What is one thing you wish more people knew about living with a rare disease?

  1. Living with vasculitis is emotionally draining.

    1. Hi. I just took a moment to read up on vasculitis. I can understand how the ongoing inflammatory situation and accompanying unpredictability of flares with this chronic rare disease causes emotional distress, especially with navigating social events. I hope you are finding some new ideas in others; comments here to help along these lines.

      PS: I noticed you aren't yet using a chosen name here... if you'd like to change it, you can do so by clicking the icon in upper right corner of page...& choose "Account Settings" to change your profile.

      Smiles your way,
      Gina Miller, Team Member

  2. How difficult it is to explain to others the stress-related feeling when others don't understand that physical therapy or exercise are not always the right approach with every condition. That's when education is key to help the affected individual.

    1. Hi. You're comment highlights the reality that those of us with conditions that don't improve with 'simply' adding in more exercise or physical therapies do face thus particular stressor when others cannot grasp it intuitively ... so, yes! ...we then need to educate our friends and family that our bodies don't necessarily function the way an average person's body is predicted to. In fact, sometimes additional exercise or even physical therapies can actually make matters worse, depending on the illness.

      Your comment that education is required is so fully advocate for ourselves, we must find & consciously use tools to deal with this stressor, too. In barnstorming a few right now that I have tried, I can think of FB posts/shares I have posted and a few group texts I have sent...but, maybe there's additional ways to educate others?

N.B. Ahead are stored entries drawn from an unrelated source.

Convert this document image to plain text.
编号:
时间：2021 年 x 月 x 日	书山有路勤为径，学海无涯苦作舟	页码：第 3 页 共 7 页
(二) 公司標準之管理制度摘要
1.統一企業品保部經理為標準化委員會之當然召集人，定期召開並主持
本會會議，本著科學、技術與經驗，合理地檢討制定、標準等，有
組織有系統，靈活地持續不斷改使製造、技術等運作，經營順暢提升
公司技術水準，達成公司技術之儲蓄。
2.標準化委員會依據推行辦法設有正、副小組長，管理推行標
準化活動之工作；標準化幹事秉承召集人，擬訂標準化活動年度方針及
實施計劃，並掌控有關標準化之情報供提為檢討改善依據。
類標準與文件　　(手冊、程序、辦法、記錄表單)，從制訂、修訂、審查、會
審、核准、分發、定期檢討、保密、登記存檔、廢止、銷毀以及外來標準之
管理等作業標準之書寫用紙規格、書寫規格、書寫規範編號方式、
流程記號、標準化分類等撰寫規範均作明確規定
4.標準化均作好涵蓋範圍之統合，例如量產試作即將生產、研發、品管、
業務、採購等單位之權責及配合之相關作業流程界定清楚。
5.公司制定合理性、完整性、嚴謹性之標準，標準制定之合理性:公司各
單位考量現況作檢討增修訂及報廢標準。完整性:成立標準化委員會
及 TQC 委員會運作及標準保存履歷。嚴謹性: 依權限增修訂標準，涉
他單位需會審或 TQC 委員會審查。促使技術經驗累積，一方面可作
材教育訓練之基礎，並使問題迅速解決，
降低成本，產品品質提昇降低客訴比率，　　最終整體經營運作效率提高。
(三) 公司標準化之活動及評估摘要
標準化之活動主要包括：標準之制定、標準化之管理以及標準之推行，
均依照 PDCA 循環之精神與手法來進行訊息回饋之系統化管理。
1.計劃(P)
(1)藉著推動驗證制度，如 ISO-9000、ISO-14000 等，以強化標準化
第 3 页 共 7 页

      Thank you for raising this issue... it bought more fodder for me to grow more self-compassion at a minimum.
      Gina Miller ( Team Member)

  3. Not wanting to constantly feel the way we do. It makes life really hard. Living with an unpredictable disease is exhausting. We are also sorry if we complain but it literally consumes our every decision. We want to live a normal life.

    1. It really is a cross we bear... and I, also, wish others knew that I carry the weight of not knowing how my health journey will go, day-to-day... even with a powerful CF med onboard now, it is far from perfect and comes with unpredictable side effects I must namage.

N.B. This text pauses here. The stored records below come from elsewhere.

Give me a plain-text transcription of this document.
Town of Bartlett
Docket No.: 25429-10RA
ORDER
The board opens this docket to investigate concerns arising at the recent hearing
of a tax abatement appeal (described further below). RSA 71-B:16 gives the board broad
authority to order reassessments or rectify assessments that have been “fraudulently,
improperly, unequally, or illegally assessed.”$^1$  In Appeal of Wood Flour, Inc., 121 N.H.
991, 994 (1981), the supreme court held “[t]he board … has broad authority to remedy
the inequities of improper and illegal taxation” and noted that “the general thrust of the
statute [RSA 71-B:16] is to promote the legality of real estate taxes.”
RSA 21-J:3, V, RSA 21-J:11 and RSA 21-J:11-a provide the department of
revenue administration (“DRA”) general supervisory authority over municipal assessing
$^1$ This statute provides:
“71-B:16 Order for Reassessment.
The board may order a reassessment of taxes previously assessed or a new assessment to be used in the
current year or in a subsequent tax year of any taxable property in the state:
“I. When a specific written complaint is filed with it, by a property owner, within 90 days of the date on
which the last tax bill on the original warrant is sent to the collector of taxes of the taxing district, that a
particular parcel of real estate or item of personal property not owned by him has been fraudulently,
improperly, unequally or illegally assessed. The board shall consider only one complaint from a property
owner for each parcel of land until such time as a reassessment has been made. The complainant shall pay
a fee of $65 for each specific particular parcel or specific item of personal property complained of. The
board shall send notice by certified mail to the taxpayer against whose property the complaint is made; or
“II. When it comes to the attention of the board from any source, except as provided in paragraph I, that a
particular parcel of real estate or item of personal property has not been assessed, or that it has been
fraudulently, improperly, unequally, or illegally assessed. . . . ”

      It's an ongoing grieving process to let go of the dream of being normal...of leading 'a normal life.' There are days where stopping to give myself a lot of compassion and grace...and rest... are required.

      THANK YOU for sharing... it helped me reflect more on my situation, too...

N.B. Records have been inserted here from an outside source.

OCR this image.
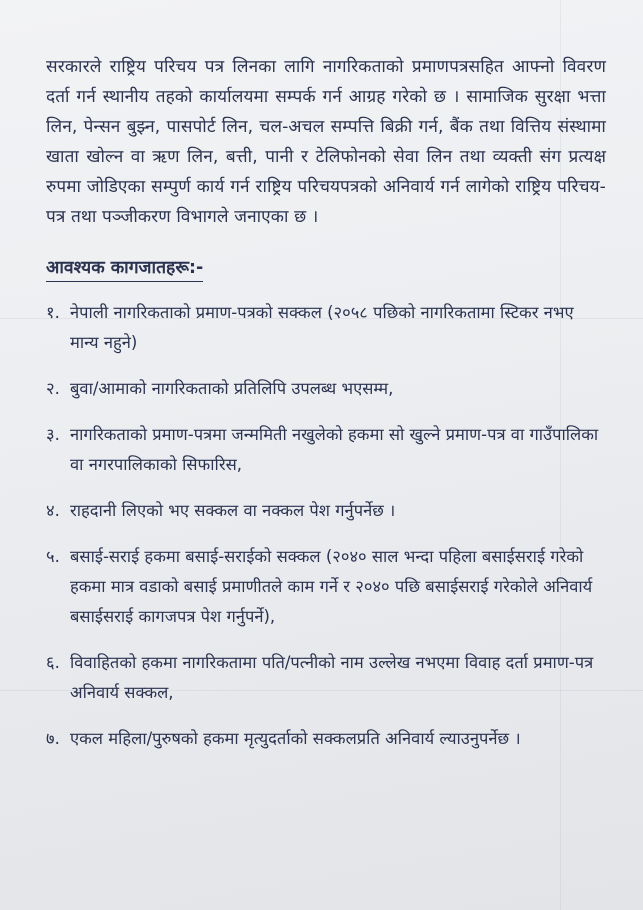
सरकारले राष्ट्रिय परिचय पत्र लिनका लागि नागरिकताको प्रमाणपत्रसहित आफ्नो विवरण दर्ता गर्न स्थानीय तहको कार्यालयमा सम्पर्क गर्न आग्रह गरेको छ । सामाजिक सुरक्षा भत्ता लिन, पेन्सन बुझ्न, पासपोर्ट लिन, चल-अचल सम्पत्ति बिक्री गर्न, बैंक तथा वित्तिय संस्थामा खाता खोल्न वा ऋण लिन, बत्ती, पानी र टेलिफोनको सेवा लिन तथा व्यक्ती संग प्रत्यक्ष रुपमा जोडिएका सम्पुर्ण कार्य गर्न राष्ट्रिय परिचयपत्रको अनिवार्य गर्न लागेको राष्ट्रिय परिचय-पत्र तथा पञ्जीकरण विभागले जनाएका छ ।

आवश्यक कागजातहरू:-
१. नेपाली नागरिकताको प्रमाण-पत्रको सक्कल (२०५८ पछिको नागरिकतामा स्टिकर नभए मान्य नहुने)
२. बुवा/आमाको नागरिकताको प्रतिलिपि उपलब्ध भएसम्म,
३. नागरिकताको प्रमाण-पत्रमा जन्ममिती नखुलेको हकमा सो खुल्ने प्रमाण-पत्र वा गाउँपालिका वा नगरपालिकाको सिफारिस,
४. राहदानी लिएको भए सक्कल वा नक्कल पेश गर्नुपर्नेछ ।
५. बसाई-सराई हकमा बसाई-सराईको सक्कल (२०४० साल भन्दा पहिला बसाईसराई गरेको हकमा मात्र वडाको बसाई प्रमाणीतले काम गर्ने र २०४० पछि बसाईसराई गरेकोले अनिवार्य बसाईसराई कागजपत्र पेश गर्नुपर्ने),
६. विवाहितको हकमा नागरिकतामा पति/पत्नीको नाम उल्लेख नभएमा विवाह दर्ता प्रमाण-पत्र अनिवार्य सक्कल,
७. एकल महिला/पुरुषको हकमा मृत्युदर्ताको सक्कलप्रति अनिवार्य ल्याउनुपर्नेछ ।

      Gina Miller, Team Member

  4. It is very difficult physically and mentally to cope at times. I'm lonely and feel horrible mom guilt when I have to tell my daughter no after I promised her already and some days just walking to the bathroom is all my body can do.

    1. That some days, being alive is painful and exhausting, on every level; nobody chooses to live this way. There IS no choice, other than to adapt as best we can, learn to read the cues that our body gives us, and try to judge for ourselves when we can and cannot participate. It's not for others to understand WHY we can't. "I'm sorry, I wish that I could", "I don't feel up to that", or a flat "no", should be enough, without needing to justify ourselves.

    2. I second your message here!
      NO EXPLANATIONS should be required.
      If someone is pushing me and acts as if I must satisfy their desire to feel I am as tried as I say I am, I will now simply be a broken record on this...and simply repeat myself.

      THANK YOU for pointing this one out, I benefitted from reading your comment and feel others will, too.